Et cette année, les Teamsters et des défenseurs de la sécurité ont intenté un procès contre la FMCSA, en faisant valoir que la dernière règle sur les heures de service, qui est entrée en vigueur à la fin du mois de septembre, entraînera en fait davantage de fatigue chez les chauffeurs.

«Ils (les organismes de réglementation) ne peuvent pas continuer à ignorer les recherches qui, à mon avis, démontrent la vérité de l’adage selon lequel le temps, c’est de l’argent. En continuant à assouplir la réglementation sur les heures de travail des chauffeurs, ils contribuent au problème de la sécurité.»

Pénurie de chauffeurs

La pénurie de chauffeurs est un sujet qui a été abordé maintes et maintes fois, mais cela n’a pas empêché des organismes tels que l’American Transportation Research Institute (ATRI) de mener davantage de recherches sur ce sujet.

L’ATRI a déclaré le mois dernier que la pénurie de main-d’œuvre reste en tête des préoccupations dans l’industrie du camionnage.

La plupart des chauffeurs ne croient pas à cet argument. M. Belzer non plus, selon qui la pénurie de chauffeurs n’existe pas.
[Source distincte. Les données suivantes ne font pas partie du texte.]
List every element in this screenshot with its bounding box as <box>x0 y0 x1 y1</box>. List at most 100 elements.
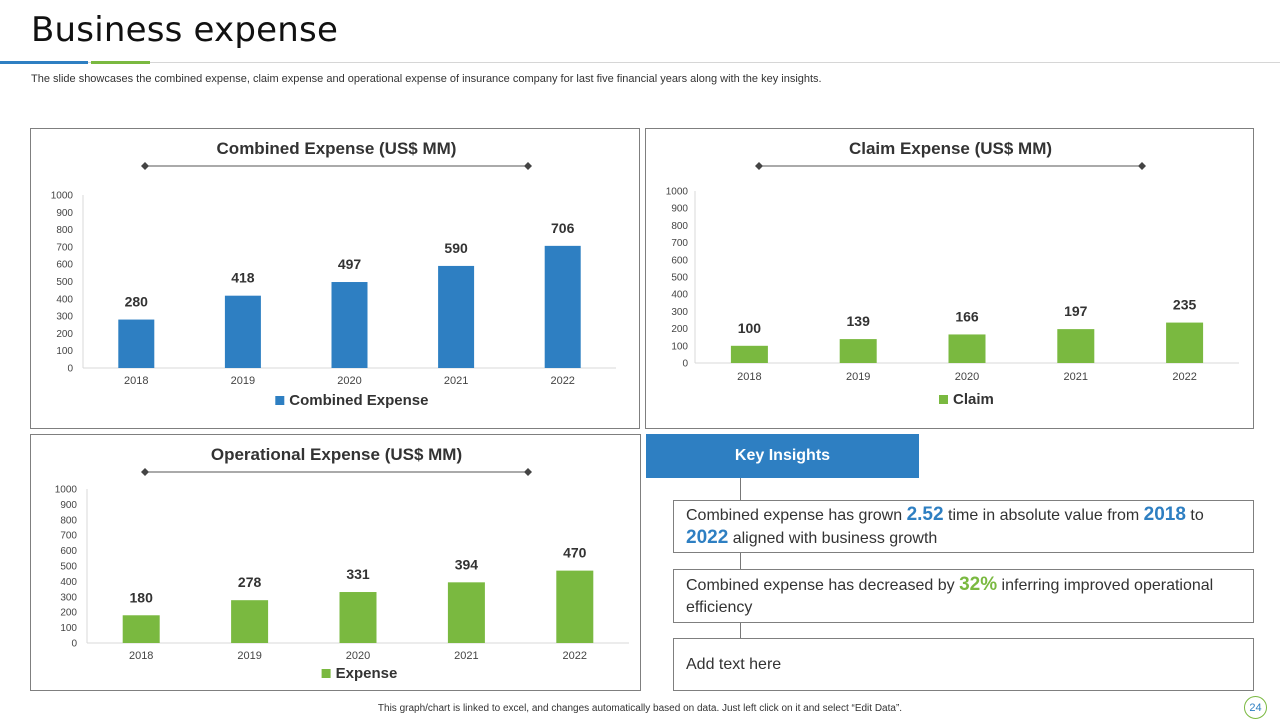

«Du point de vue de l’économie, de manière générale, je dirais qu’il n’est pas possible d’avoir une pénurie de chauffeurs de camions», a-t-il déclaré.

«Il peut y avoir une pénurie de physiciens, il peut y avoir une pénurie d’ingénieurs, il peut y avoir une pénurie d’informaticiens ou de programmeurs, mais il n’est pas si difficile de devenir chauffeur de camion. La formation n’est pas si difficile. Il est facile d’obtenir un permis.»

Selon Joanne Ritchie, l’industrie du camionnage parle de ce problème depuis près d’un siècle maintenant.

Elle explique qu’en 1928, le magazine Western Truck Owner a publié une série de trois articles sur le sujet.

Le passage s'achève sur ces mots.